On 11 September 2001, I was in Lansing for a meeting of the state’s registers of deeds to try to draft proposed legislation that would allow recording of electronic documents with electronic signatures. Electronic documents and signatures had been authorized and effective in Michigan since the enactment of UETA on 7 October 2000, but conveyances of interests in real property still needed to be recorded in order to be effective. A ragtag group of registers of deeds, title companies, and lawyers were working on bridging that gap.
AA 11 hit the north tower while I was getting gas in Fowlerville on the way to Lansing. I was at the offices of the State Bar of Michigan as coordinated news coverage was beginning to put all of the pieces together.

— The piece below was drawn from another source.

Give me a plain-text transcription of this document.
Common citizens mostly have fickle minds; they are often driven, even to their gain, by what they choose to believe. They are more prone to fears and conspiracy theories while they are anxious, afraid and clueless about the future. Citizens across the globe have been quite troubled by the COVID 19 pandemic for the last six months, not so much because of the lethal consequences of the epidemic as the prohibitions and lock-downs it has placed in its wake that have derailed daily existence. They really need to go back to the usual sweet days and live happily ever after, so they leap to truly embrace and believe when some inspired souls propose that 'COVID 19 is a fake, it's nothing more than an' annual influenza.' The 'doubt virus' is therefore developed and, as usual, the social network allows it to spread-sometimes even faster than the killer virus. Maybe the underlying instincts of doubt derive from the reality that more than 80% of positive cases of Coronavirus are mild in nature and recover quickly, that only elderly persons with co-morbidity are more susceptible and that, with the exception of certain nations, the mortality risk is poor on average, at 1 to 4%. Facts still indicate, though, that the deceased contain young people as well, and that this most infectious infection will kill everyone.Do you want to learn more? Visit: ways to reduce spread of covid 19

Though we stayed within sight and earshot of the TV monitors showing coverage of the events, several of us sat down and went over some of the major issues of the legislation. It was really hard, but we did it.
On 19 May 1780, the skies darkened over Connecticut and much of the rest of New England and parts of Canada. Although the exact cause is not known, it likely involved uncommon weather conditions and forest fires upwind. It has since become known as New England’s Dark Day. The Connecticut legislature was in session and many of the members were so affected by the darkness that they moved that the legislature be adjourned so that they could go home and prepare for the end of the world.
Abraham Davenport was a member of the Connecticut legislature and a colonel in the Connecticut Connecticut State Militia. He was at the session of the legislature that day. He famously said “I am against an adjournment. The day of judgment is either approaching, or it is not. If it is not, there is no cause of an adjournment. If it is, I choose to be found doing my duty. I move, therefore, that candles be brought.”
I was not a CAP member in 2001 or I might have had directly-related duties to which to attend. Instead, I was a lawyer with what I understood (and understand) were important opportunities to help new technologies find acceptance and use in commerce. Lacking a uniform to put on and go try to be helpful, I and a few others sat down and did the best we could. We figured that working on legislation would be the last thing that those behind the attacks would imagine that the target would do in reaction.
I didn’t know the story of Abraham Davenport then. I only heard it later in a Christopher Hitchens book, But I like to think that I did the right thing.
I’d like to think that we all might do as Davenport did. Lacking a uniform, an aircrew slot, an ambulance, or a badge, let us continue the unsung but vital processes that are so important to our communities.
I move that candles be brought. And keep bringing them in for as long as the darkness lasts.